Nathaniel Hawthorne (1804 - 1864) was born in Salem, Massachusetts, as Nathaniel Hathorne, grandson of John Hathorne, one of the judges in the Salem Witchcraft trials. His father, a sea captain, died when Nathaniel was four. Raised by a doting all-female family, he loved to read and early on decided that he was not fit for a traditional career. "I do not want to be a doctor and live by men's diseases, nor a minister to live by their sins, nor a lawyer to live by their quarrels. So I don't see that there is anything left for me but to be an author." He was a compatriot of Ralph Waldo Emerson, Henry Wadsworth Longfellow, Henry David Thoreau and Herman Melville.
In this Gothic novel of greed and retribution, a curse haunts the impressive House of the Seven Gables. Colonel Pyncheon wrested the prime lot from Matthew Maule, a poor man unfairly hanged for wizardry.

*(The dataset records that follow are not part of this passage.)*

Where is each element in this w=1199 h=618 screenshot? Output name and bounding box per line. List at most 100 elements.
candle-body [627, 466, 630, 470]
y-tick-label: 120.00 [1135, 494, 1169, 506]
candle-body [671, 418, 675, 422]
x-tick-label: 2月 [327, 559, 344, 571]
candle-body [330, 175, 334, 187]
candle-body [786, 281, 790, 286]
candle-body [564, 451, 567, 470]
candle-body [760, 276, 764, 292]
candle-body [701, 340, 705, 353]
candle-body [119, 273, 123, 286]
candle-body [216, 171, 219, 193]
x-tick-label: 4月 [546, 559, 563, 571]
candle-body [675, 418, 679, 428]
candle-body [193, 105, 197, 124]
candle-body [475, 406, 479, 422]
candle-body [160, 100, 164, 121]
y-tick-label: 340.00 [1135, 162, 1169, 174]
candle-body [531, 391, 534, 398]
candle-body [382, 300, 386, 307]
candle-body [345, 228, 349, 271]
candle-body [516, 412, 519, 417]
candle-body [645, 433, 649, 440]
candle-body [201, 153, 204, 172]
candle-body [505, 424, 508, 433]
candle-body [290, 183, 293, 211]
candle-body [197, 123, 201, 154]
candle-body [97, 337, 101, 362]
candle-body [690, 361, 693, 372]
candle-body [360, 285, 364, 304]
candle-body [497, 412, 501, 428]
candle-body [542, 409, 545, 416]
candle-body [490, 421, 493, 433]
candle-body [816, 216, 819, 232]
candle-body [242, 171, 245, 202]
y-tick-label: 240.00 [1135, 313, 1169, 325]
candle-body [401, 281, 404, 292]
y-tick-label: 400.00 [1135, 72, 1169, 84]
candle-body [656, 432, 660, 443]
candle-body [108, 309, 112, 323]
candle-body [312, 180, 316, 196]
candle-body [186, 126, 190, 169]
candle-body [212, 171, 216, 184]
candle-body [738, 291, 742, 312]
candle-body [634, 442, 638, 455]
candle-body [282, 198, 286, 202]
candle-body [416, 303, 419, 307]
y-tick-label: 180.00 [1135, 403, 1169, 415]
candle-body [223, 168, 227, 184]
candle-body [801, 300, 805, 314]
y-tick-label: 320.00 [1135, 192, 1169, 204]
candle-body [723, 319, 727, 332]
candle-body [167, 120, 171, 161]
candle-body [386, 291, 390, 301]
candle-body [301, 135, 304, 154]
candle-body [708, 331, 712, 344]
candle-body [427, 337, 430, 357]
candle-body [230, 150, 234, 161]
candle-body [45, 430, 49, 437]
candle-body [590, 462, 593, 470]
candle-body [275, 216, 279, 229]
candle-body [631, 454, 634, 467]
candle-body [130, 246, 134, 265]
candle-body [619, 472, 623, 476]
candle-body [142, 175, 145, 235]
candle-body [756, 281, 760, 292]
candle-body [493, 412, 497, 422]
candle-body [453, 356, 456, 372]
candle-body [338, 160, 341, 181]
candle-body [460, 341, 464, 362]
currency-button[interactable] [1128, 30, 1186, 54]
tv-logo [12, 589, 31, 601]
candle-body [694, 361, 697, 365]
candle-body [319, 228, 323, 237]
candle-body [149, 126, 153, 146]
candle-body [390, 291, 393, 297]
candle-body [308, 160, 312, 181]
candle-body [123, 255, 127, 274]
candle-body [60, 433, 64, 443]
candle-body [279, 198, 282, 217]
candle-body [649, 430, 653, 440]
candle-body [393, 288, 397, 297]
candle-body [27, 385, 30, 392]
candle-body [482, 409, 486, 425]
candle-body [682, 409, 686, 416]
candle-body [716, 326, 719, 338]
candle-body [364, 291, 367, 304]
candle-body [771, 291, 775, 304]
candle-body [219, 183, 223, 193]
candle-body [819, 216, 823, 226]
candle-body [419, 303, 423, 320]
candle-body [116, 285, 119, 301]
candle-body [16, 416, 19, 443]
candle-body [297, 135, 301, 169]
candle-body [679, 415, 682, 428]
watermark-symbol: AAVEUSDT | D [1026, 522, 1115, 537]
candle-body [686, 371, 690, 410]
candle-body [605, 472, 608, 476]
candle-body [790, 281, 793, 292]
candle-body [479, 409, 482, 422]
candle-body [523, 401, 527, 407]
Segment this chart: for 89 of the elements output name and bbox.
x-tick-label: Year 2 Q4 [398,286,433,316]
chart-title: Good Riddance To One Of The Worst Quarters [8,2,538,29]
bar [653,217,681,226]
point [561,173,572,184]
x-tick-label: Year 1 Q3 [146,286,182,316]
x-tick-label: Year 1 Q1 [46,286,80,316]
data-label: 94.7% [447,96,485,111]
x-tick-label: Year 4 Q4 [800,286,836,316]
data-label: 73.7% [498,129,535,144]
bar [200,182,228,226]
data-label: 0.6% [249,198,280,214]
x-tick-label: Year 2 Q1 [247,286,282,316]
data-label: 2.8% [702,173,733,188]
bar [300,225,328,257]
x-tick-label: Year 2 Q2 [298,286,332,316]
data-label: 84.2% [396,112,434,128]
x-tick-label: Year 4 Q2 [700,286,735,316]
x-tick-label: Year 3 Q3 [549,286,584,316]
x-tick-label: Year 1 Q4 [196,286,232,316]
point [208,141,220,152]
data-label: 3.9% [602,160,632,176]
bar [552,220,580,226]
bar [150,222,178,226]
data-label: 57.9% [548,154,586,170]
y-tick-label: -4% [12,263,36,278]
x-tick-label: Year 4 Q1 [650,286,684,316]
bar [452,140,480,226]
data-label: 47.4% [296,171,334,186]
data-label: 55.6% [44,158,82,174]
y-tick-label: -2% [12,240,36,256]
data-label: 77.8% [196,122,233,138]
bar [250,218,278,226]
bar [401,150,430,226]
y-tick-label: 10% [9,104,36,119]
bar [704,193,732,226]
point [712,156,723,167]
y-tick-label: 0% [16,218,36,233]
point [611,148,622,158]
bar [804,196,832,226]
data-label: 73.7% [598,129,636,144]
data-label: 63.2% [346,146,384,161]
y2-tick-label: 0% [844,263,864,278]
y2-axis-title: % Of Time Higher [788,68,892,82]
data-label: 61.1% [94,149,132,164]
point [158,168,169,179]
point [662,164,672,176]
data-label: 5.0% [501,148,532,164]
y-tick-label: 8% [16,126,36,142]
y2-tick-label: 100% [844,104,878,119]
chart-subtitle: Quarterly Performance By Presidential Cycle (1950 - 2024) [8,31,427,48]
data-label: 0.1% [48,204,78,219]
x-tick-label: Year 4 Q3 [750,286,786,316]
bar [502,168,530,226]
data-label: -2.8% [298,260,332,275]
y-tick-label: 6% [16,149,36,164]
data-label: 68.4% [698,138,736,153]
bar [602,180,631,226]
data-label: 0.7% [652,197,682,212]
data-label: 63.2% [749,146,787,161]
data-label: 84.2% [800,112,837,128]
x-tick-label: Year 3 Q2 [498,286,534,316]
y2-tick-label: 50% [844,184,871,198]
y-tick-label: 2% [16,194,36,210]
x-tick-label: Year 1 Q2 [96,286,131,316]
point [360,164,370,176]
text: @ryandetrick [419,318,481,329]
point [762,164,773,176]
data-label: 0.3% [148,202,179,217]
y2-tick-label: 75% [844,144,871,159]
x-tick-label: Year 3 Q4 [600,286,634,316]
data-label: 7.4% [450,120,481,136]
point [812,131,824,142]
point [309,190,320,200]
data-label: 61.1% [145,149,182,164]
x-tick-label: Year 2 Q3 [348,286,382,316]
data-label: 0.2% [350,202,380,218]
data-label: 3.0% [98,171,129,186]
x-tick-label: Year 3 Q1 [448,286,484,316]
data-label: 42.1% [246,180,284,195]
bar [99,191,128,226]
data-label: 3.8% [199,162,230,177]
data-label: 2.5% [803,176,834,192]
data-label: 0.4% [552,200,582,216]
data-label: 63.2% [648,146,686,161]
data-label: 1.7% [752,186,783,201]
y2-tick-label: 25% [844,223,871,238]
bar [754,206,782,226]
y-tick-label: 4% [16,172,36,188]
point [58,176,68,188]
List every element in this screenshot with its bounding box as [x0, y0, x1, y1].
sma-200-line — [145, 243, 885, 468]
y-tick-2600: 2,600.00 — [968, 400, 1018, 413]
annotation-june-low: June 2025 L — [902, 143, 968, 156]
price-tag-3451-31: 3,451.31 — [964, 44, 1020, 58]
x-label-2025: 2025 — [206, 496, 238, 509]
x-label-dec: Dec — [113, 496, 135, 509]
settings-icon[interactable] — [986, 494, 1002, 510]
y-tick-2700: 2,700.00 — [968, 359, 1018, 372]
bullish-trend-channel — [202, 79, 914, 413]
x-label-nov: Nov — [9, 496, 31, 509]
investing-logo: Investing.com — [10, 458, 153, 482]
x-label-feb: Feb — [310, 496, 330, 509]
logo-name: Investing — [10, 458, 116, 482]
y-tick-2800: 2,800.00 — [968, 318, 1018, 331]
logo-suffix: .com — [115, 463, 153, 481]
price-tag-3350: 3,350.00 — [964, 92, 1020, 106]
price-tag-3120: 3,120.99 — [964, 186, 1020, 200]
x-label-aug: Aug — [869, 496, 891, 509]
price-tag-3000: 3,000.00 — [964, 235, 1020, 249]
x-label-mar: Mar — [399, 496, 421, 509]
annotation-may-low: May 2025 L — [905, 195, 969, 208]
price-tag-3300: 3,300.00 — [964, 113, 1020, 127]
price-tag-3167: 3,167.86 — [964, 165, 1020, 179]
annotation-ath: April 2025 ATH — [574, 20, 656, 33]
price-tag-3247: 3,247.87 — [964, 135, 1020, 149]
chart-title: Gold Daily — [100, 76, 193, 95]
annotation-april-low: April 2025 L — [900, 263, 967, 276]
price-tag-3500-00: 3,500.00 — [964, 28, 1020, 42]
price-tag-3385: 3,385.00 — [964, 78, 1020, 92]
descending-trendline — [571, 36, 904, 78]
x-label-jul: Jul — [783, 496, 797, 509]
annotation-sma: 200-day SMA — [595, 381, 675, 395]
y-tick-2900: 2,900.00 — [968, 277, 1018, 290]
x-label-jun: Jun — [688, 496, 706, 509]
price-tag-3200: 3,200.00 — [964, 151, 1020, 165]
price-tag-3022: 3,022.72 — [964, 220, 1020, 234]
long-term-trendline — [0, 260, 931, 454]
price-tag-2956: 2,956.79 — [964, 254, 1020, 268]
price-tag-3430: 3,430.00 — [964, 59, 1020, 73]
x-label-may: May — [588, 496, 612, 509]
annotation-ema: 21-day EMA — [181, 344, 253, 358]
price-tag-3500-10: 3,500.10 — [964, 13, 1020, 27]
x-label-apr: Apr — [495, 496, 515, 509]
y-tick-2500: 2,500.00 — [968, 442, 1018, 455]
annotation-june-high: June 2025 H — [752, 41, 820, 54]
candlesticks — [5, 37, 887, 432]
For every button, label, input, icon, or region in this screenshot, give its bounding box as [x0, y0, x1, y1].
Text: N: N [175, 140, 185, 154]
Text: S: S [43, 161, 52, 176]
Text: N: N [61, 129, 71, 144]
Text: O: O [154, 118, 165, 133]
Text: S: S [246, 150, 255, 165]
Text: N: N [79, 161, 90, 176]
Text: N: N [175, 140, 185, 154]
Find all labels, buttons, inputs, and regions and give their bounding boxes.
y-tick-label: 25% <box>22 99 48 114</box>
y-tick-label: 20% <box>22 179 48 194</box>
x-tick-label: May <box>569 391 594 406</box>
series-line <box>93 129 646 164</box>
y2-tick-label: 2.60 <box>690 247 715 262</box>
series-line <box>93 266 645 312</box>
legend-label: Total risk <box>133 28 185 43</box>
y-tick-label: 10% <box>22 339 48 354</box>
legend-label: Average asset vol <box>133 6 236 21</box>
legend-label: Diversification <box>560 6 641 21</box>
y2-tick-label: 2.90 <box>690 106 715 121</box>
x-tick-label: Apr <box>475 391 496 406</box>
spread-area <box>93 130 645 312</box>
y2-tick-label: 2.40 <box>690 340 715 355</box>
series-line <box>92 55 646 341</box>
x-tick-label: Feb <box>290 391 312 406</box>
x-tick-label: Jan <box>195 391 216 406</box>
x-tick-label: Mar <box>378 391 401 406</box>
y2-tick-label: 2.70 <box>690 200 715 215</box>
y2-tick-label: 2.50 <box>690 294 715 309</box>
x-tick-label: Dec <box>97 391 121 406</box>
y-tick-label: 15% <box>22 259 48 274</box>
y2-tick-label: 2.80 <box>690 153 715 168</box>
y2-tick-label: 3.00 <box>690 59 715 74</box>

Maule swore that God would give the Pyncheons blood to drink. Col. Pyncheon never lived in the house he had built there; he died on the night of the housewarming. The Pyncheons, a greedy, grasping family, were cursed with premature, bloody deaths. At the time of our story, the two surviving Pyncheons are weak, ineffectual and old. A distant cousin, Phoebe Pyncheon, brings light and hope into the house, hope that the curse can be lifted.